In a speech to the Bakers Union (BFAWU) annual conference in Southport today, Labour leader Jeremy Corbyn will announce a package of new workplace policies for hospitality workers across the UK, including:
Legislation to ensure 100 per cent of tips are kept by staff
Corbyn will announce a new policy to ensure that 100 per cent of tips are retained by staff, putting an end to practices that has seen tips deducted by businesses.
The next Labour government will legislate to ban businesses from taking a cut from customer tips paid on a credit or debit card as an administration fee; charging waiters to work and pocketing ‘optional’ service charges.
This is in addition to the policies of a Real Living Wage of £10 per hour by 2020 for all workers, whatever their age; secure full rights and regular hours for all workers and ensure full rights to trade union representation and collective bargaining; announced in Labour’s 2017 manifesto.
A “#MeToo workplace revolution”
Corbyn will commit the next Labour government to:
- Legislating to prevent making any contractual clauses (NDAs) which stop disclosure of future discrimination, harassment or victimisation
- Doubling the timeframe within which employment tribunals can be taken
- Requiring employers to publish their sexual harassment policy and the steps being taken to implement it on their external website.
According to a Unite survey, 89 per cent of hospitality workers said they had experienced one or more incidents of sexual harassment in their working life. The same survey found that when asked whether their workplace had an anti-sexual harassment policy in place, 77 per cent said no or they did not know.
Labour’s 2017 manifesto promised to reinstate third party harassment provisions in the Equality Act, repealed by Theresa May, and give trade union equality representatives statutory rights.
On measures to that 100 per cent of tips are retained by staff, Corbyn will say:
Tips should be kept by the staff who earn them, not employers. It’s not fair or right that in businesses across the country, hardworking hospitality workers have had their tips pocketed by their bosses under the guise of bogus admin fees, or to cover breakages, till shortages or customer walkouts.

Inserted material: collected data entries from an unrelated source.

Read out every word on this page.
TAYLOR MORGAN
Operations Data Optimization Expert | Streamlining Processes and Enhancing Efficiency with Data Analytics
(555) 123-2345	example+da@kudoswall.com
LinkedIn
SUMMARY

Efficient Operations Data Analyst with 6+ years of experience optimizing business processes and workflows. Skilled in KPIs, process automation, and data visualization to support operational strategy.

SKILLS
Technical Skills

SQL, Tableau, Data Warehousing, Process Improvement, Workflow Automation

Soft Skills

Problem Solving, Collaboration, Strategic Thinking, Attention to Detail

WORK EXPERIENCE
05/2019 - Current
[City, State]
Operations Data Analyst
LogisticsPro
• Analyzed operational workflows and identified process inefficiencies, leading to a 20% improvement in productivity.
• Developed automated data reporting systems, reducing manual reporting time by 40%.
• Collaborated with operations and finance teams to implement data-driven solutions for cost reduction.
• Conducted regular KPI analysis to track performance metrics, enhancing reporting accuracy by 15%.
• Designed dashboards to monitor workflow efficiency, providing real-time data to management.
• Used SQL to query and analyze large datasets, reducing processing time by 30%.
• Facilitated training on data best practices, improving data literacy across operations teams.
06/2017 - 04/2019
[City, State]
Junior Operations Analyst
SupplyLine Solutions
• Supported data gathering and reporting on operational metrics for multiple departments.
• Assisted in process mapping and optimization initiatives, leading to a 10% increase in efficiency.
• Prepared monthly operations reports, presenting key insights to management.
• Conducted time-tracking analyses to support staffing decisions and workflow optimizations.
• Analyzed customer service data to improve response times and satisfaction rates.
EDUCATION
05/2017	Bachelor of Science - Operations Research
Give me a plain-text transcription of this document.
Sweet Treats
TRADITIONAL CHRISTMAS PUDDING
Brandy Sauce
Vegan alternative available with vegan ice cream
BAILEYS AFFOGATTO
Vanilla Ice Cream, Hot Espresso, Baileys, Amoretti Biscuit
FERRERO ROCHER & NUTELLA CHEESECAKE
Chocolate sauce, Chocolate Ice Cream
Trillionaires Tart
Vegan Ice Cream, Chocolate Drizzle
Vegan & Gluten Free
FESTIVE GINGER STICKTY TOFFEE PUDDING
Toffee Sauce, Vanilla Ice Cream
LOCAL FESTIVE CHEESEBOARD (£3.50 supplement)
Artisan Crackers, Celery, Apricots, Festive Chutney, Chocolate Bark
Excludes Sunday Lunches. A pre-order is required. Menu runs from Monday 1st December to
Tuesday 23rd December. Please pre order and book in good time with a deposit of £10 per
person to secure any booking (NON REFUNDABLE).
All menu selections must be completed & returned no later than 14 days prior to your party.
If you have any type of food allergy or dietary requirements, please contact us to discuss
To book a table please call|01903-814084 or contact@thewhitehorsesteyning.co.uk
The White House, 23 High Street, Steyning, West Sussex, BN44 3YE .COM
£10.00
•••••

Labour will make it illegal for rogue employers to make deductions from tips, so staff get to keep 100 per cent, and customers know who their money is going to.
And on the “#MeToo workplace revolution”:
Sexual harassment is a scourge in our society. Without proper rights, contracts and union representation, hospitality staff are at greater risk of being harassed and abused in their workplace.
Labour will bring about a workplace rights revolution, so people are free to do their jobs, in the hospitality sector and beyond, without facing unacceptable behaviour and abuses of power from colleagues, clients or customers.
Facts and figures
Employers taking a cut from customer tips paid on a credit or debit card often deduct as much as fifteen percent, calling it an administration fee.
Others deduct a percentage of between 2%-3% from waiting staff table sales. If staff don’t make enough money in tips to cover the levy, some employers deduct it from their wages.
Some employers pocket all of most of the ‘optional’ service charge that increasing numbers of restaurants are automatically adding to customer bills, while many use tips and service charge payments to cover the cost of breakages, till shortages, customers ‘doing a runner’, credit card transaction fees or simply to boost profits. They can even be used to boost senior managers’ wages.
Members of the Unite union at TGI Fridays branches have been striking over a policy to give 40 per cent of card tips earned by waiting staff to kitchen workers.
Non-disclosure agreements (NDAs) can be used at the start of an employment relationship, or particular event in an attempt to prevent staff speaking out about sexual harassment or other issues. The Equality and Human Rights Commission (EHRC) have said that this “may discourage people from reporting harassment which occurs during the course of their employment or the event.”
The next Labour Government will prohibit the use of non-disclosure agreements in relation to future events, and make any existing contractual clauses that prohibit disclosure void.
The EHRC has recommended that non-disclosure agreements about sexual harassment in the workplace should be banned.
Women employed by the agency Artista who were staffing the Presidents club dinner were required to sign NDAs prior to the event
In contrast to Labour’s plans to protect workers, Theresa May repealed Section 40 of the 2010 Equality Act, which held employers responsible if a third party (such as clients and customers) harassed someone in their employment and the they “failed to take such steps as would have been reasonably practicable to prevent the third party from doing so”.
A 2016 TUC report revealed that over half (fifty two per cent) of all women polled have experienced some form of sexual harassment in the workplace.
But this is worse in the hospitality sector. Eighty-nine per cent of hospitality workers surveyed by Unite said they had experienced sexual harassment by colleagues or clients. When asked whether their workplace had an anti-sexual harassment policy in place, Seventy-seven per cent said no or did not know.